My Grandfather served in... russian army in I World War - cavalery unit. My second Grandfather served as infantryman in 1939 (Armia Odwodowa Prusy) - he fought near Modlin and was only one survivor from his entire company - due scouting they were caught in MG/mortar fire. He was injured and spent 2 days laing in the field. Although he lost part of his stomach and has trouble moving (one leg shortened) he lived 'till 1999.

Mafiozox
10-16-2002, 02:57 PM
In my last post i wrote about my grandfather in the Red army,well, my grandmother was in Auschwitz Birkenau, she lives with us so i ask her alot about it. she has no real problem talking about, and she's a strong woman.

Around '41 she escaped a mass-execution somewhere in Czechlovakia, 3 Wehrmacht soldiers helped her get away, knowing she was a jew escaping.

She cooked for kapos and uberkapos in Birkenau since '42 and that's how she survived Auschwitz, she tells me that she remembers seeing the American bombers. "they shined like diamonds in the sky" and the Germans would run into Auschwitz because they knew the Americans wont bomb it, heh.

Then she tells me that around the end of '44 they were taken from Auschwitz and marched into Germany. in april they stopped in the area of Berlin as she recalls, and stayed there untill the Russians liberated them in the ending days of the war.

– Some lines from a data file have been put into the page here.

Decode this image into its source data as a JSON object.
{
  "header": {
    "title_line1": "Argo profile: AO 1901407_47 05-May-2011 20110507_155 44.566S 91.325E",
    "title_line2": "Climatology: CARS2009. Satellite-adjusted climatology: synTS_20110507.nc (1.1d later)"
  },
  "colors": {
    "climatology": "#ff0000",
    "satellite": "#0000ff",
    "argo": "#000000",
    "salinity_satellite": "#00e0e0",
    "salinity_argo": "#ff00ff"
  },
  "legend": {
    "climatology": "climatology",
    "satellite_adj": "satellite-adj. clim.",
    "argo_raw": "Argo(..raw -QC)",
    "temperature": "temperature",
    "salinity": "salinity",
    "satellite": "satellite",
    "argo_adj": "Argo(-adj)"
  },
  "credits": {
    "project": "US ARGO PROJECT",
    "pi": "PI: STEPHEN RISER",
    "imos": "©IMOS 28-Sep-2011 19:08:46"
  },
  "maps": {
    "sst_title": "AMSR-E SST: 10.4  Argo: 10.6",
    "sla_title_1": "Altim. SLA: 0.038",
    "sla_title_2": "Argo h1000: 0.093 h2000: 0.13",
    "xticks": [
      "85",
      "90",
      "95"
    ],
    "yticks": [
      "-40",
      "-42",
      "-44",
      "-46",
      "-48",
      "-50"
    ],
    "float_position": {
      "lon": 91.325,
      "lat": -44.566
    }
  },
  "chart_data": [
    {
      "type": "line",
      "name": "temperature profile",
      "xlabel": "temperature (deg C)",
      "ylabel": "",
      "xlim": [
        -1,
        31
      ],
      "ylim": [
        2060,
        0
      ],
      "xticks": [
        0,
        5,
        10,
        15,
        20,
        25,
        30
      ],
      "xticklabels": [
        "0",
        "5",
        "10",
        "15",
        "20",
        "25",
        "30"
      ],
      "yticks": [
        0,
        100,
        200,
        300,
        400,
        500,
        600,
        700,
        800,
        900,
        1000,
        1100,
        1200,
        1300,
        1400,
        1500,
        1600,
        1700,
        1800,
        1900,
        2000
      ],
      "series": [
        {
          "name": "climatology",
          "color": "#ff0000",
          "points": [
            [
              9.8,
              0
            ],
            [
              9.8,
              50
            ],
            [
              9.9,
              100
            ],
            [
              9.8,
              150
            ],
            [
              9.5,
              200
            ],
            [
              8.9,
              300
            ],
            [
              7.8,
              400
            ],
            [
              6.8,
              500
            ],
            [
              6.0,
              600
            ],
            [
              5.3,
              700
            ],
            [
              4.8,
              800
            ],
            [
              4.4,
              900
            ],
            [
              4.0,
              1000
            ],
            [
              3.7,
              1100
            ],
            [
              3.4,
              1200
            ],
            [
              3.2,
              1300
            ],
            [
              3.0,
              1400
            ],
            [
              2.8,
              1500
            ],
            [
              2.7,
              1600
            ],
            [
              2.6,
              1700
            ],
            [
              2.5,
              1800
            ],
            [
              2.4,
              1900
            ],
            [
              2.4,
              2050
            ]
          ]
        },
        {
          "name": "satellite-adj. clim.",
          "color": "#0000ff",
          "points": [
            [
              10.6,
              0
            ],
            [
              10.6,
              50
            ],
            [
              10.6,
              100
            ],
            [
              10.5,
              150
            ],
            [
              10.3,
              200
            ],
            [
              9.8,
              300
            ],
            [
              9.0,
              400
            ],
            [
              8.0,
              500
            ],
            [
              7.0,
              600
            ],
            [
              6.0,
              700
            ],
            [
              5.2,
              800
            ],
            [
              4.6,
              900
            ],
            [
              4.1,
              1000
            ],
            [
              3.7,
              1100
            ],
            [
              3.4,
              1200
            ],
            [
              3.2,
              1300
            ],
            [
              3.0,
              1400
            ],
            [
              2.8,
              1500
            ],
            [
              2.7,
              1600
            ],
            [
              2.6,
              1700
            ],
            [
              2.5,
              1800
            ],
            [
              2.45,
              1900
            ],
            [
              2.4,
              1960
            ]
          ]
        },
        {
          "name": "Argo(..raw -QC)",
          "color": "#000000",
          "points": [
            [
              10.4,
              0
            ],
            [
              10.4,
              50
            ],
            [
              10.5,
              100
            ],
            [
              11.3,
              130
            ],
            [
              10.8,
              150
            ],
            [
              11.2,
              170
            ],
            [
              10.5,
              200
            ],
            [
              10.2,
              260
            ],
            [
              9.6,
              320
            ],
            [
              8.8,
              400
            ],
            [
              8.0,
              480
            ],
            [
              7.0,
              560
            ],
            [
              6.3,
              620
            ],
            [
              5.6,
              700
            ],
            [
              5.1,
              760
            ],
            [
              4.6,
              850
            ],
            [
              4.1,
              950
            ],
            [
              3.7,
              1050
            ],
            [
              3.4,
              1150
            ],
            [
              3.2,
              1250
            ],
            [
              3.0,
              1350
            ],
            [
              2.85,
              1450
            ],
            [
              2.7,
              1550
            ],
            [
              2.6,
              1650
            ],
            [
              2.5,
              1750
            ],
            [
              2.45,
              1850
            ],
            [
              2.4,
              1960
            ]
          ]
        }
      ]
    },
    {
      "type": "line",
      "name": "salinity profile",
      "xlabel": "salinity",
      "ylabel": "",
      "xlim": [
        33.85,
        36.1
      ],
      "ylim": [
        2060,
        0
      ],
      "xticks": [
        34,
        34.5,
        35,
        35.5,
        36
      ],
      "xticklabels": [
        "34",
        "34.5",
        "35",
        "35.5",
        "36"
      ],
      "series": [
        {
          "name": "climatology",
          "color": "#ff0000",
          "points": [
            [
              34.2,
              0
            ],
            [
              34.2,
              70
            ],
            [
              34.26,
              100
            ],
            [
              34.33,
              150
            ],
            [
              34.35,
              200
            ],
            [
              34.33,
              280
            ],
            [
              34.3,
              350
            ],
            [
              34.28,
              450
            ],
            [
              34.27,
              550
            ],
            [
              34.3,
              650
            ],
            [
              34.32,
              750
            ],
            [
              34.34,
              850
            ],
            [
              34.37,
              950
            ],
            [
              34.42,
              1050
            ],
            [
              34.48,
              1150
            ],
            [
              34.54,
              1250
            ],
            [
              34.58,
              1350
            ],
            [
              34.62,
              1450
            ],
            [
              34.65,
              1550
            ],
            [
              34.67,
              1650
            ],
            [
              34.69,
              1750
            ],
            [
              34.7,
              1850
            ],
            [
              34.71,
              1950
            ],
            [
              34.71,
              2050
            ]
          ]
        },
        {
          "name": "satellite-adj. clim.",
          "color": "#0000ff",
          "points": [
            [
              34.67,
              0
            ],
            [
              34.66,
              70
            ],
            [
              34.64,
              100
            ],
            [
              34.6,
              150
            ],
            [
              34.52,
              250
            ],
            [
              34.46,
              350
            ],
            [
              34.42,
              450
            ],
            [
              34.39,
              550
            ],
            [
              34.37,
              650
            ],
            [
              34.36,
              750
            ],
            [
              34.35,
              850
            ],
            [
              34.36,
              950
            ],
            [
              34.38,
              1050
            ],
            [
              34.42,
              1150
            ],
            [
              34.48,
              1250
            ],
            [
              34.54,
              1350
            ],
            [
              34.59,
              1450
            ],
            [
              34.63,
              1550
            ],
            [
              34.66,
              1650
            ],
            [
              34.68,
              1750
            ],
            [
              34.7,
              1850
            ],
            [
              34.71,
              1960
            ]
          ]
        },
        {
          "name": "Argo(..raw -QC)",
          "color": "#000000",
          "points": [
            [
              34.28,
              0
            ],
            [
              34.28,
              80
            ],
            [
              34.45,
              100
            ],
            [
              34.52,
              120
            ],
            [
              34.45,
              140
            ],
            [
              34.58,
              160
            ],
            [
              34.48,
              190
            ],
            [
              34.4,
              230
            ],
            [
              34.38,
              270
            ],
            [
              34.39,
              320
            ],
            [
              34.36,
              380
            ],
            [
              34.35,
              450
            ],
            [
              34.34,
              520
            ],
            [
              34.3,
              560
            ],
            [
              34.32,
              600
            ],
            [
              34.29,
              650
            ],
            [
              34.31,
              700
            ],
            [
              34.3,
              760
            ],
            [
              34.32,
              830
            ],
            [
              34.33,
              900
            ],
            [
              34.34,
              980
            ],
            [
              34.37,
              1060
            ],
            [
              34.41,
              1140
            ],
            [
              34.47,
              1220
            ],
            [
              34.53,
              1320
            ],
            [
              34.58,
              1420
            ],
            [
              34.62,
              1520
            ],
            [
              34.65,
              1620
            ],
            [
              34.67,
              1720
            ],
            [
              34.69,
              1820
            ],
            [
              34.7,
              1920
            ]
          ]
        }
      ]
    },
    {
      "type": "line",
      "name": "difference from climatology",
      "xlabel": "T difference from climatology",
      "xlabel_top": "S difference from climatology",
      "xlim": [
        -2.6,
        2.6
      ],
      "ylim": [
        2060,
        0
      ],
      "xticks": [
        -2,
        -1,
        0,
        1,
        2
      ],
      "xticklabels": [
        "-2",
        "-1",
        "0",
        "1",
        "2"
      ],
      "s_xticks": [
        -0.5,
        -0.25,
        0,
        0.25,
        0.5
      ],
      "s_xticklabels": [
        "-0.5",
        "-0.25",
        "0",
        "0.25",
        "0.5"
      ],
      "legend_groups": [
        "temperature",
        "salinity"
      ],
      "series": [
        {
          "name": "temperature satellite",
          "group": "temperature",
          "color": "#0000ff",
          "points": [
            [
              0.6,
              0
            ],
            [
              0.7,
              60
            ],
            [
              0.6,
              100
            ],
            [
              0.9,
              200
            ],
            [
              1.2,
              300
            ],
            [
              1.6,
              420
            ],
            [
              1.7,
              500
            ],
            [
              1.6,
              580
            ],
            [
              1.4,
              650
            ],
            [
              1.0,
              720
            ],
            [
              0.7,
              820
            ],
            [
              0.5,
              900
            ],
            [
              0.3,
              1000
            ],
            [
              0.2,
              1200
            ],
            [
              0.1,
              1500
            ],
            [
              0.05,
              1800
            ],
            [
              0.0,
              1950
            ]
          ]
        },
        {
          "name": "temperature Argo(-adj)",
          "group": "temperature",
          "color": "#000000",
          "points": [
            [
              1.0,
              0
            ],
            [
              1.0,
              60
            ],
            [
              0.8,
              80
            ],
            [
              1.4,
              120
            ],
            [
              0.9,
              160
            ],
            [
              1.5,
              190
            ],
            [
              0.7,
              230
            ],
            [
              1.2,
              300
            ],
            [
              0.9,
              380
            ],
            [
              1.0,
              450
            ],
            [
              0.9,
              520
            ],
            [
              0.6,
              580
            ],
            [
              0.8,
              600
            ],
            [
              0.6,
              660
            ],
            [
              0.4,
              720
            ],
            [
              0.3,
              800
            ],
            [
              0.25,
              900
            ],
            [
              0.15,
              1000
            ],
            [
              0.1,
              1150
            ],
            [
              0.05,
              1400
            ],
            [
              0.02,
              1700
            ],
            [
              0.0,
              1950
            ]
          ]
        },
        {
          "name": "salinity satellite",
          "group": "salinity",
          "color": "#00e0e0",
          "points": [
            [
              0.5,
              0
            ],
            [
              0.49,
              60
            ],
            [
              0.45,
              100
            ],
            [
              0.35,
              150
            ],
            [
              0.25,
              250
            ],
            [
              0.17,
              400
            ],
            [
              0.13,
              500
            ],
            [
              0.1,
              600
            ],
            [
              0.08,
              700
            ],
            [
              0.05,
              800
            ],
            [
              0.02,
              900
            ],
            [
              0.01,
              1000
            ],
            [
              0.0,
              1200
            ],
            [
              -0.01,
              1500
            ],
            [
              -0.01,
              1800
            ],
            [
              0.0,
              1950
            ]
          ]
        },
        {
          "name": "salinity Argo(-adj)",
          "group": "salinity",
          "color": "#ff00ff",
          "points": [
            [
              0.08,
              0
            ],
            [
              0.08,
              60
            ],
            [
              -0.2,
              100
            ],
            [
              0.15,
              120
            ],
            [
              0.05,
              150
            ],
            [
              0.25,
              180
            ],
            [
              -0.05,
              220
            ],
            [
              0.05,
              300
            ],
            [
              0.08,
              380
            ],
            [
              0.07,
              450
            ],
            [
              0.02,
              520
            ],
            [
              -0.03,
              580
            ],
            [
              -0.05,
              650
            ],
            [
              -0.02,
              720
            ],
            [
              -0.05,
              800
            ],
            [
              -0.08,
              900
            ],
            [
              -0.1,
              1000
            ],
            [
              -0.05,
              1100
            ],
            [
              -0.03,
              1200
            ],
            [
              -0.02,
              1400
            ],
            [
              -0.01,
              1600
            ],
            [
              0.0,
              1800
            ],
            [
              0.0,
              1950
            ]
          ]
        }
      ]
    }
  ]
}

She told me "I remember we woke up one day in the spring, and as we got out of barracks we saw dead Germans, so many dead Germans, scattered around like flies."

About the Wehrmacht after the war she tells me : "They came back from war, held their heads and said 'mein gott mein gott'. they were shocked by what their own people did to us."

Ruthless
10-16-2002, 11:37 PM
My grandparents (on my father's side) are both from Romania. My grandfather was in (I believe) the Prinz Eugan division/regiment in WWII. Apparently he was fortunate that he was not tattooed as an SS because his brother(or something) apparently could not emigrate to U.S. because of SS tattoo. However, my grandfather, after being wounded twice (once in the head) ended up captured. I believe he said something about every man being lined up and every other one being shot. Nice fun stuff like that. He ended up in a Russian prison camp where he managed to make friends with one of the guards because he spoke some Russian. That probably kept him alive because he "was one of the lucky ones" to get a fish head with his soup (mostly water) very sporadically. Anyhow, he emigrated to U.S. with his wife after the war, eventually managed to buy his own orchard, and is retired now.